我想在列CHROM中缺少的地方追加字符串chr。我可以在R中用greplpaste来做这件事,但我想在Python中尝试一下。我想出了这两个命令,但不确定如何对列进行索引,因为pd.Series正在生成NAN。

pd.Series(all_cancers['CHROM']).str.contains(pat = 'chr', regex = True)
"chr" + all_cancers['CHROM'].map(str)
z8dt9xmd

z8dt9xmd1#

Pandas中的字符串操作没有经过优化,所以做你想做的事情的最好方法是通过列表理解。


# check if a value contains 'chr' and prepend it if not

all_cancers['CHROM'] = [x if isinstance(x, str) and 'chr' in x else f"chr{x}" for x in all_cancers['CHROM'].tolist()]

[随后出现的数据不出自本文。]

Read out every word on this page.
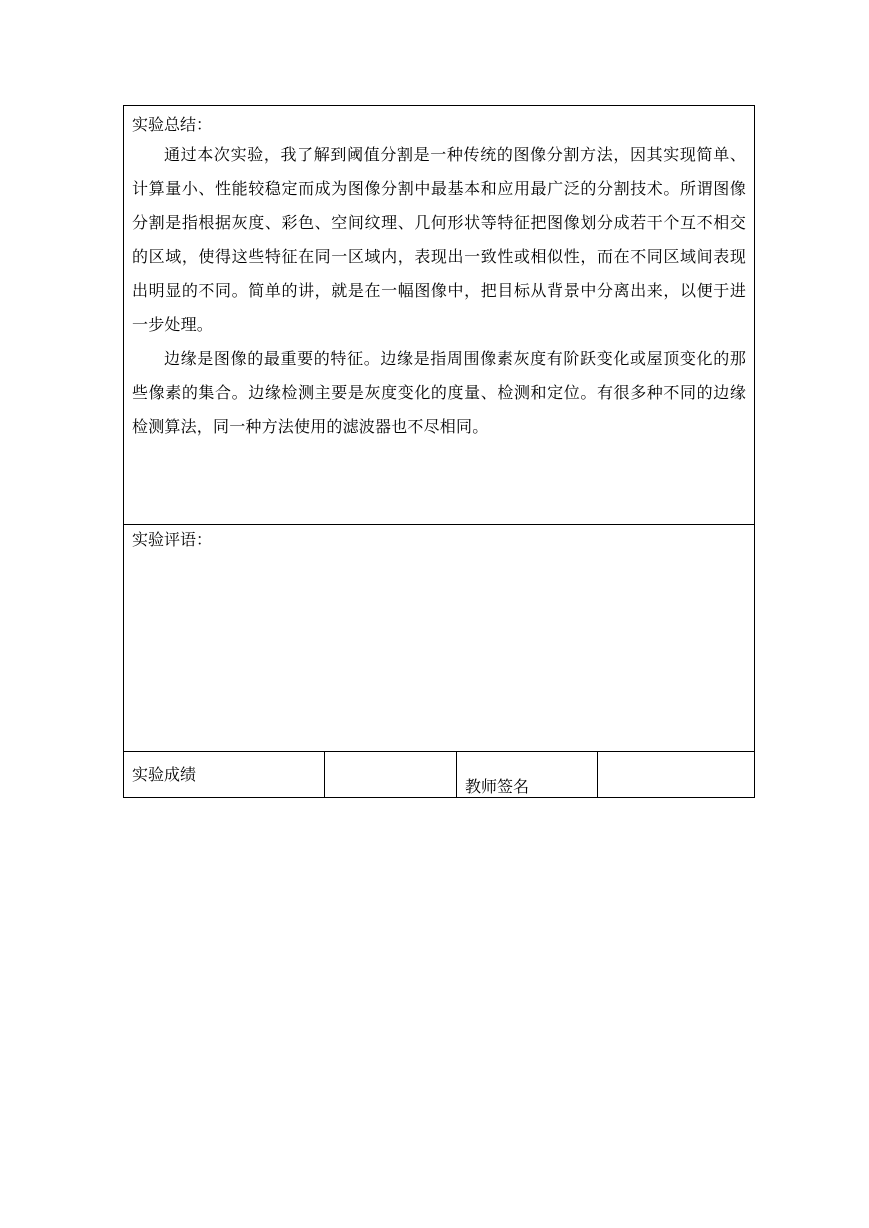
实验总结：

通过本次实验，我了解到阈值分割是一种传统的图像分割方法，因其实现简单、计算量小、性能较稳定而成为图像分割中最基本和应用最广泛的分割技术。所谓图像分割是指根据灰度、彩色、空间纹理、几何形状等特征把图像划分成若干个互不相交的区域，使得这些特征在同一区域内，表现出一致性或相似性，而在不同区域间表现出明显的不同。简单的讲，就是在一幅图像中，把目标从背景中分离出来，以便于进一步处理。

边缘是图像的最重要的特征。边缘是指周围像素灰度有阶跃变化或屋顶变化的那些像素的集合。边缘检测主要是灰度变化的度量、检测和定位。有很多种不同的边缘检测算法，同一种方法使用的滤波器也不尽相同。

实验评语：

实验成绩		教师签名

同样的Pandas手术可以通过mask()方法进行。


# flag rows that starts with 'chr' and prepend 'chr' to values in the remaining rows

all_cancers['CHROM'] = all_cancers['CHROM'].mask(~all_cancers['CHROM'].str.startswith('chr', na=False), 'chr'+all_cancers['CHROM'].astype(str))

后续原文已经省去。